Pure Storage has unveiled a new data-centric architecture in a bid to enable businesses to put machine learning at the heart of their operations.
The US firm made a suite of announcements at its annual Pure/Accelerate summit in California this week, as part of plans to help customers’ build storage solutions around their data and applications.
“Our customers aggressively seek to use data to improve their customer experience and outdistance their competition,” said Pure’s CEO Charles Giancarlo. “[Our] data-centric architecture enhances and simplifies their ability to use data for intelligence and advantage.”
The company unveiled a new FlashArray//X product line equipped with NVMe to make databases, virtualised environments and test/dev initiatives faster. The lineup features five configurations and is priced at the same level as the lineup it replaces. A new “Evergreen Storage Service” allows business to use on-premises storage on a “cloud-like consumption model”.
Pure also unveiled AIRI Mini, a new AI-Ready Infrastructure solution for businesses that want to get machine learning projects up and running quickly. Like the original AIRI storage solution announced in March, the AIRI Mini features Nvidia servers and software.
“While AIRI simplifies AI infrastructure for initiatives at any scale, AIRI Mini offers a powerful and affordable entry point for organizations to explore and scale as they grow into AI,” said Pure’s GM of FlashBlade Matt Burr. “AIRI Mini removes the final barriers for any organization to leverage AI, and scales as AI workloads grow.”

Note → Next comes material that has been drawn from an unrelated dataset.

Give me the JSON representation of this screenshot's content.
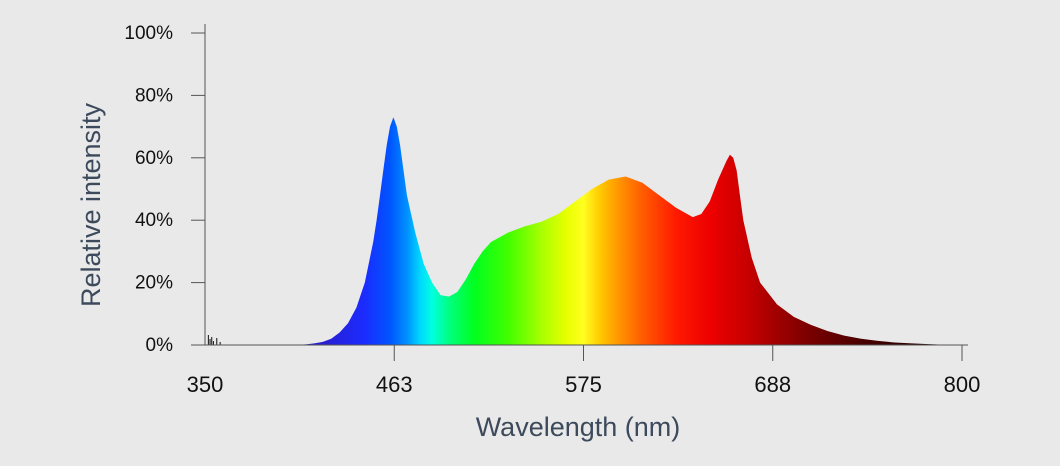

A survey of 2,300 business leaders conducted by MIT on behalf of Pure revealed that 82 per cent think AI will have a positive impact, 83 per cent think AI is important for analytics and reducing human error and 79 per cent think the legal and ethical implications of the technology still need to be clarified.
Speaking to NS Tech, Pure’s EMEA CTO Alex McMullan said that while AI is still a long way off from mimicking human intelligence, the technology is more developed than many might assume.
“I think the biggest gap we still have in this space is how we teach the machines. Our biggest problem is that we don’t quite understand how we work yet. So translating that into machine-based teaching is our biggest gap,” he said.
“Once we’re able to teach the machines what we really want to teach them, that curve will pick up hugely. We’re not even in the early days, we’re in year two of five in terms of getting to that huge tipping point. We’ve gone beyond the hype now and I think we’re genuinely at that point of real inception.”